In an act of sour grapes/competitive positioning/questionable altruism Doug Bergeron, the CEO of VeriFone (a point-of-sale machine vendor) has released an exposé video unearthing a security breach in Square, a brand of mobile credit card reader.
Square’s main function is to allow anyone with a smartphone to be able to accept credit card payments. This usage would be ideal for a small store owner or street vendor who would typically only accept cash. Or, if you’re out with friends and one of them has a credit card and everyone else has cash (we’ve all been there), that person can transfer money directly to the person from whom they’re borrowing, and not owe them later on.
Bergeron’s video explains how Square’s app can be easily replicated and hacked, so when a victim’s card is swiped, the information, which is typically encryped, is stored on the phone for later use.
“The glass blower who just stole your credit card is now going to buy a big screen TV online in your name,” Bergeron says in the video.

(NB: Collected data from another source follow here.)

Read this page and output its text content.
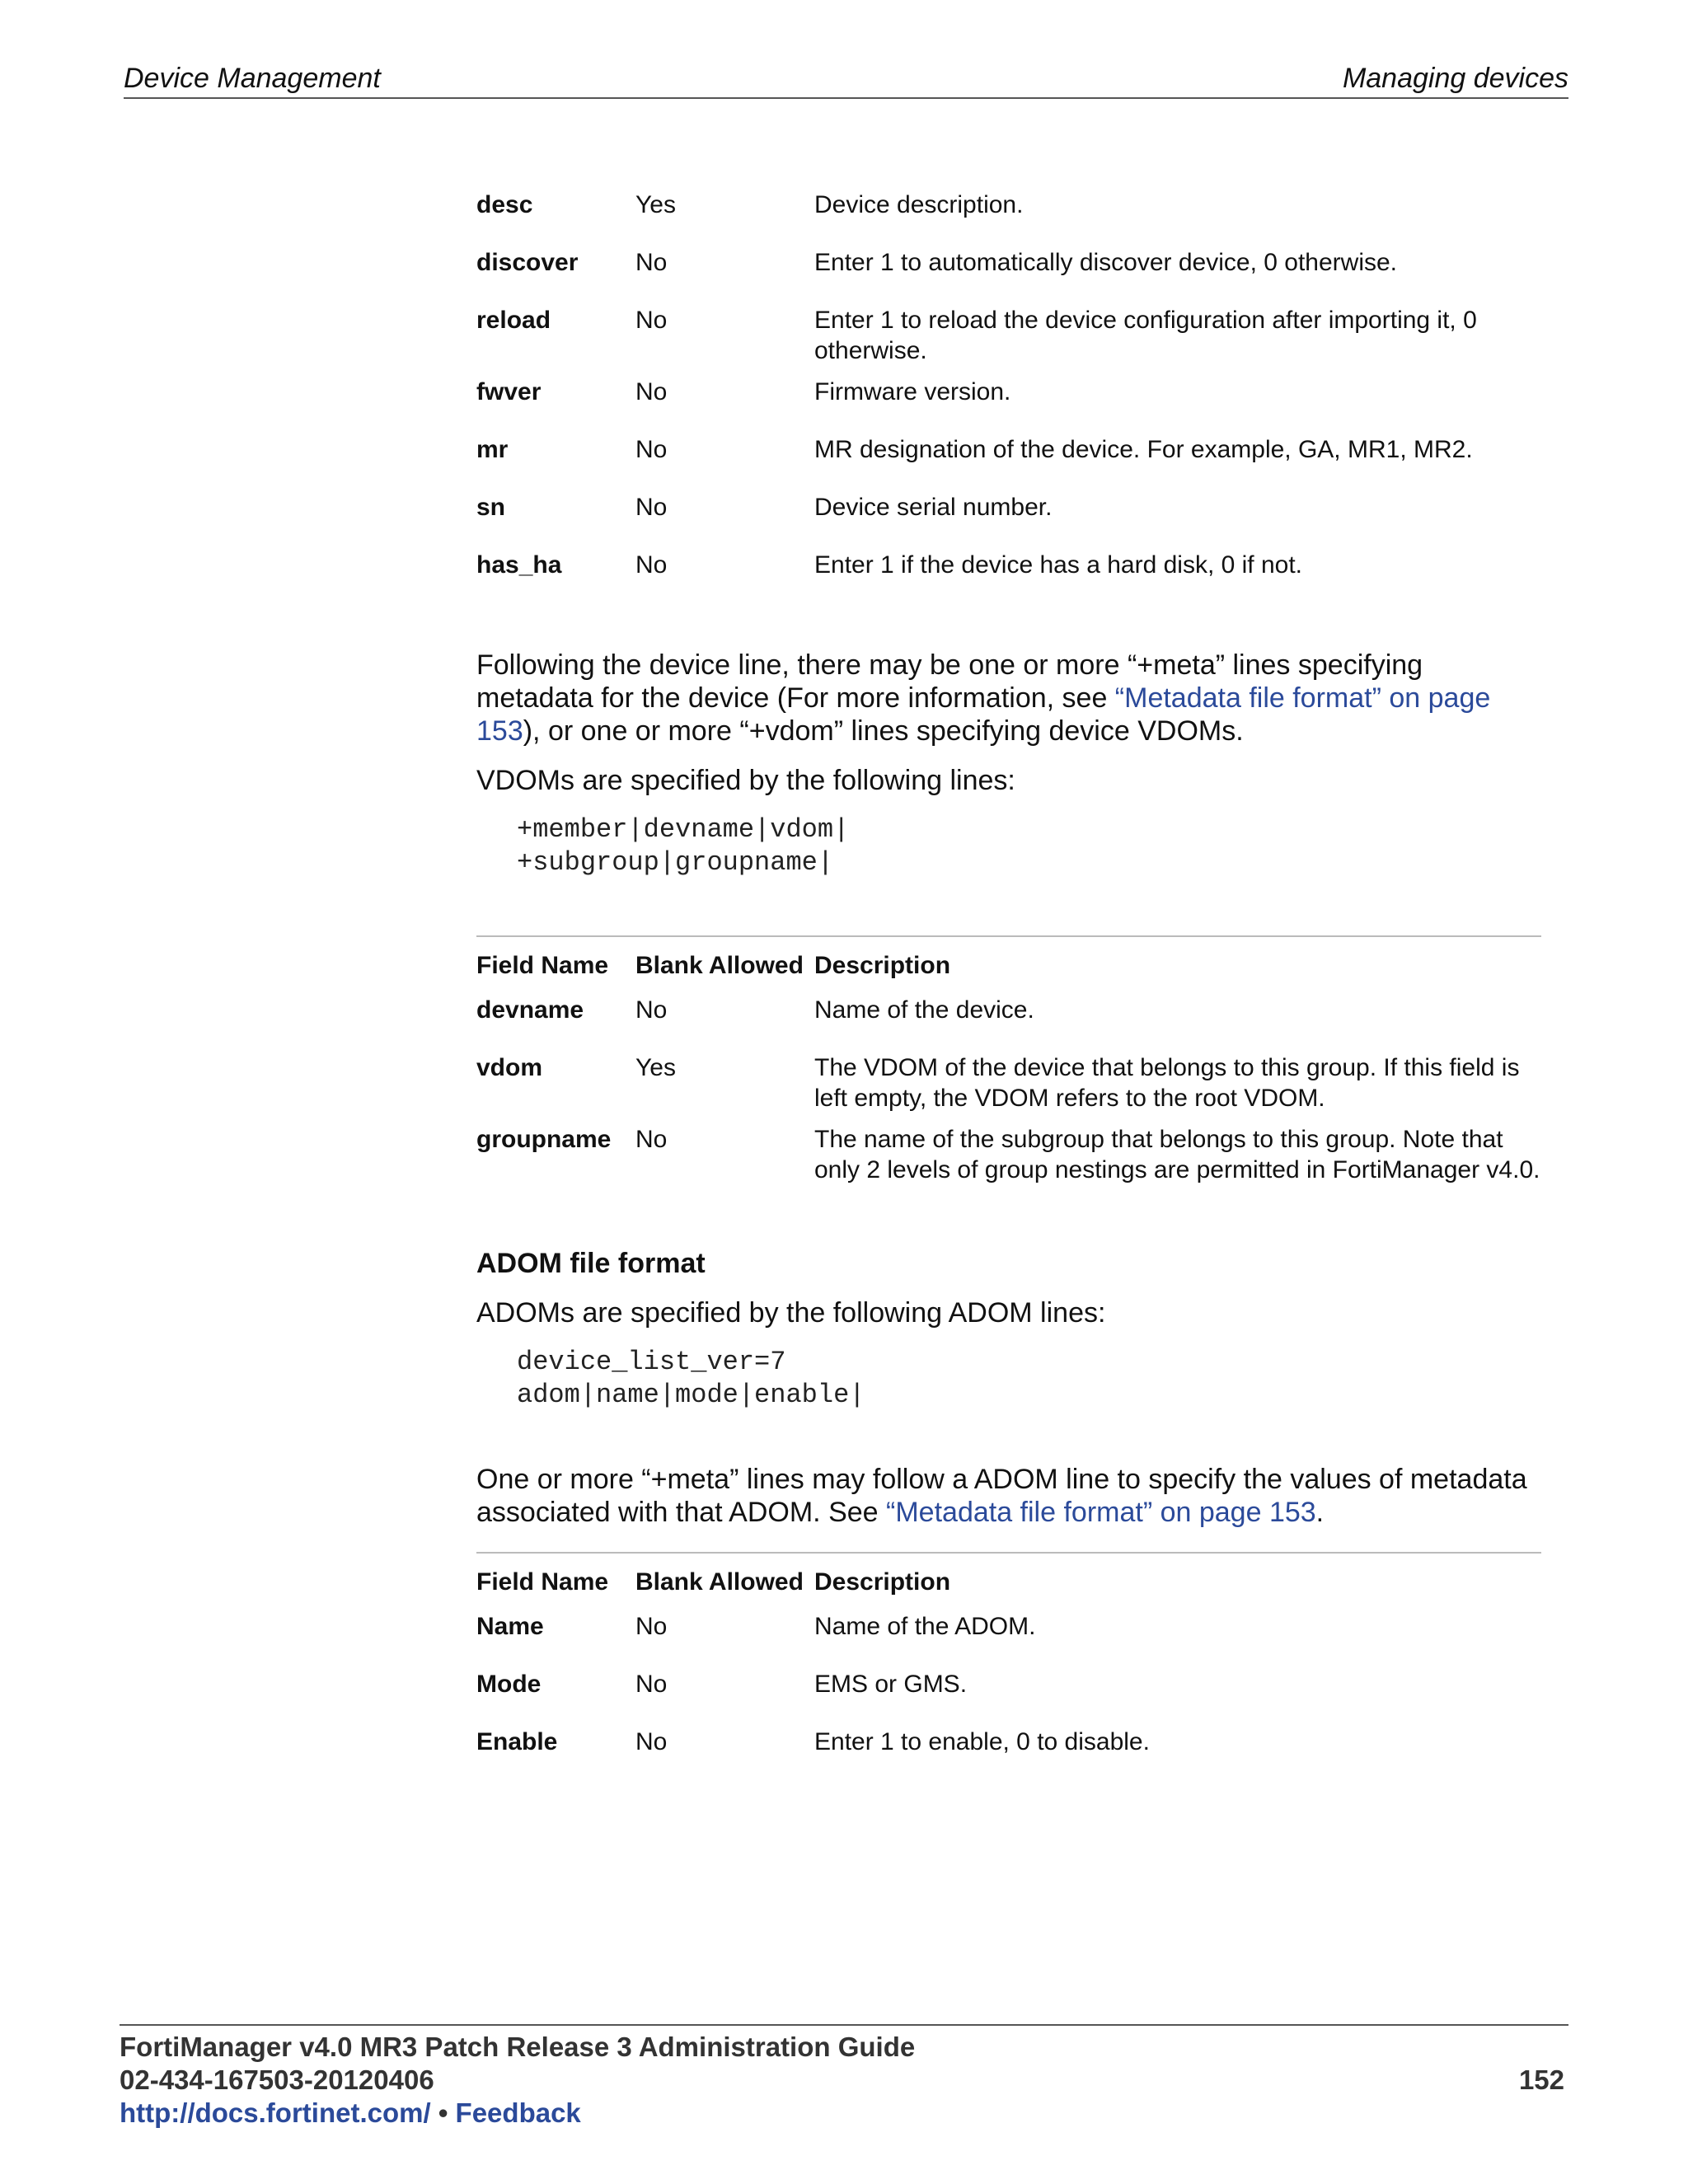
Device Management	Managing devices
desc	Yes	Device description.
discover	No	Enter 1 to automatically discover device, 0 otherwise.
reload	No	Enter 1 to reload the device configuration after importing it, 0 otherwise.
fwver	No	Firmware version.
mr	No	MR designation of the device. For example, GA, MR1, MR2.
sn	No	Device serial number.
has_ha	No	Enter 1 if the device has a hard disk, 0 if not.

Following the device line, there may be one or more “+meta” lines specifying metadata for the device (For more information, see “Metadata file format” on page 153), or one or more “+vdom” lines specifying device VDOMs.

VDOMs are specified by the following lines:

+member|devname|vdom|
+subgroup|groupname|
Field Name	Blank Allowed Description
devname	No	Name of the device.
vdom	Yes	The VDOM of the device that belongs to this group. If this field is left empty, the VDOM refers to the root VDOM.
groupname No	The name of the subgroup that belongs to this group. Note that only 2 levels of group nestings are permitted in FortiManager v4.0.
ADOM file format

ADOMs are specified by the following ADOM lines:

device_list_ver=7
adom|name|mode|enable|

One or more “+meta” lines may follow a ADOM line to specify the values of metadata associated with that ADOM. See “Metadata file format” on page 153.

Field Name	Blank Allowed Description
Name	No	Name of the ADOM.
Mode	No	EMS or GMS.
Enable	No	Enter 1 to enable, 0 to disable.
FortiManager v4.0 MR3 Patch Release 3 Administration Guide
02-434-167503-20120406
http://docs.fortinet.com/ • Feedback
152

Anyone who has a Square reader can install the hacked app and start using it to skim credit card information immediately.
While the unwitting consumer should be grateful to Bergeron for the heads up on this issue, it’s a bit hard to take the source as anything but dubious (after all, VeriFone does sell this). Regardless of the motive we advise that, if you’re going to pay someone using the Square reader, make sure they’re a trusted source.